An inside perspective of health care and life as a physician, from Pure Family Medicine
When I’m talking to friends and family and the topic of health care comes up, I often forget that what I know about the inner workings of a doctor’s office and the health system is not common knowledge. I recently advised my in-laws on what they should be looking for in their (new) primary care doctor when their previous physician missed a major test finding that landed one of them in the hospital. It can be overwhelming narrowing down your choice of doctor from all the options out there, so hopefully I can use my insider info to help guide you in this process. Without further ado, here are the tips you need to know to find the best family medicine doctor for you and your family.
This is how many people select their doctor, because they don’t realize the doctor listed on their insurance card is merely a suggestion. To be honest, I’m not sure how insurance companies decide which doctor to put on which patient’s card. Sometimes I imagine an insurance employee throwing darts at a map and wherever your dart sticks, that’s who you need to trust with your health. In fact, since opening my new practice (where I don’t bill insurance), I have had dozens of people call to schedule with me because my name is on their new insurance card…
If you have insurance, browse through your insurance network to get an idea of what your options are and use that as your initial guide, don’t settle for the name on your card. Or, consider not using insurance for your primary care, since some of the best care you can get will come from doctors who are not forced to play by the insurance companies’ rules.
Your primary care doctor will literally be involved in all aspects of your health (if they are good). Don’t settle for a restricted network that you are required to stick with. My family personally had insurance with a restricted network a while back, and I immediately regretted it when we couldn’t see the best specialists because they were out of network. We decided to just pay cash at these out of network specialists, but with limited networks like HMOs they won’t even accept orders or referrals from doctors not in their network. No thank you, we switched plans as soon as possible because we didn’t want the insurance companies in control of who we saw and the care we received.
Yes, many doctors will do this! If not, consider your first appointment an interview and take the time during your appointment to ask questions. If your doctor doesn’t have 5-10 minutes to spare to answer these questions when first meeting you, that’s your first red flag. Important things to ask include:
This should probably be #1. Ask people you trust who they are seeing, and if they feel they are well cared for. This doesn’t mean their doctor will automatically be a great fit for you, but it’s an excellent starting point. You can also look at online review sites, but whether you are looking for a doctor, or a bite to eat, take online reviews with a grain of salt. Another great source of recommendations is other medical professionals in your area that you may know and trust, chances are they know a ton about your potential physician of choice.
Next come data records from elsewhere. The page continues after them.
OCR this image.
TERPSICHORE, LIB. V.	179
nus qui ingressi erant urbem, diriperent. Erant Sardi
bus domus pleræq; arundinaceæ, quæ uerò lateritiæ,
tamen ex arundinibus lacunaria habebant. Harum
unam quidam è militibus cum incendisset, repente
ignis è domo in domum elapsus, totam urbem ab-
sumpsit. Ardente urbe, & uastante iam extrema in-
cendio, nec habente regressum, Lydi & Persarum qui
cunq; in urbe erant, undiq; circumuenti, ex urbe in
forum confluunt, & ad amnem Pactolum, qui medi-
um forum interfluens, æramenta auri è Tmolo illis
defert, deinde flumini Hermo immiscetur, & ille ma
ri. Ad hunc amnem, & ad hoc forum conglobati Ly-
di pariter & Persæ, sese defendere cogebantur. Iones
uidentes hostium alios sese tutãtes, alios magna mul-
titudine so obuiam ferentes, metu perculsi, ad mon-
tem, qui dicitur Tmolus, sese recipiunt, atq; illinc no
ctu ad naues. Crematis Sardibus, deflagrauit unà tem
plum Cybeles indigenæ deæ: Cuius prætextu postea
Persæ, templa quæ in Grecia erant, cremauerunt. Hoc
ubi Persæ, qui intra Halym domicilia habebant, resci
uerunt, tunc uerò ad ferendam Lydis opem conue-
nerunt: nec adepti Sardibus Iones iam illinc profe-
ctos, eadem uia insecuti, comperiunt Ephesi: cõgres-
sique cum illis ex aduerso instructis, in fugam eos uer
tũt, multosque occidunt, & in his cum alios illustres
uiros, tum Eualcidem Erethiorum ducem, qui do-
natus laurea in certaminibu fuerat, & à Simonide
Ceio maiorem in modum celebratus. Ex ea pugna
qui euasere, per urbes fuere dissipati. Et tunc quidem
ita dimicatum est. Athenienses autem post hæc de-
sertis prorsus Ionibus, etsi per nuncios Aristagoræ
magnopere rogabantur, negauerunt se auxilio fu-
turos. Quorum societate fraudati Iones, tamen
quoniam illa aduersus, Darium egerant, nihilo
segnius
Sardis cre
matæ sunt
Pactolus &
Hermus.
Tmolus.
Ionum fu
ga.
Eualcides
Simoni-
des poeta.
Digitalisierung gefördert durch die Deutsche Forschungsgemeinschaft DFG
Everyone wants something different out of their care and out of their health care provider. Do you want someone you trust to direct you and tell you how to best care for yourself, or do you prefer a more collaborative approach where every recommendation is discussed in detail (this is my approach)? Do you want a more traditional approach or a more natural approach to your health care? Just like you have preferences for your care, each physician will naturally practice a certain way. Through recommendations and possibly your initial interview/visit, you should try to see if your health care philosophies mesh with your physician’s.
Although doctors are supposed to (by law) practice without any outside influences, the reality is that the quality of care they provide is heavily influenced by the policies set by the company they work for. Research the company, is it a locally owned private practice or a massive corporation? Dig beyond their mission statement and try and find what the practice is really about. Look at their staff and figure out if there are a lot of administrators or non-clinical staff (the more non-clinical staff, the more likely your doctor has to answer to non-medical administrators). You may love your doctor, but they may be forced to see 30 patients a day, or may be being pressured to refer to certain practices affiliated with their company. They may be suffering from moral injury (aka burnout) because they are unhappy with their current job. I am obviously biased towards doctors who are independent or in smaller practices, but there are plenty of awesome doctors with larger corporations, you just have to find which doctors are able to thrive in that system.
I started my practice because 10 minutes is just not enough time with patients, insurance companies should not be allowed to control how my patients are cared for, and I want to be there for my patients when they need me. There are a lot of doctors who feel the same way, and more and more are taking a stand to try and change our health care system. There are about 90 DPC practices in Colorado, and 1000 nationwide. All of these doctors have made the commitment to better patient care, and taken a huge risk by leaving stable jobs to fulfill that commitment. If you are looking for a great primary care doctor who will literally change the way you view the health care system, I encourage you to look up a Direct Primary Care practice in your area, and at least chat with the doctor to see if it makes sense for you.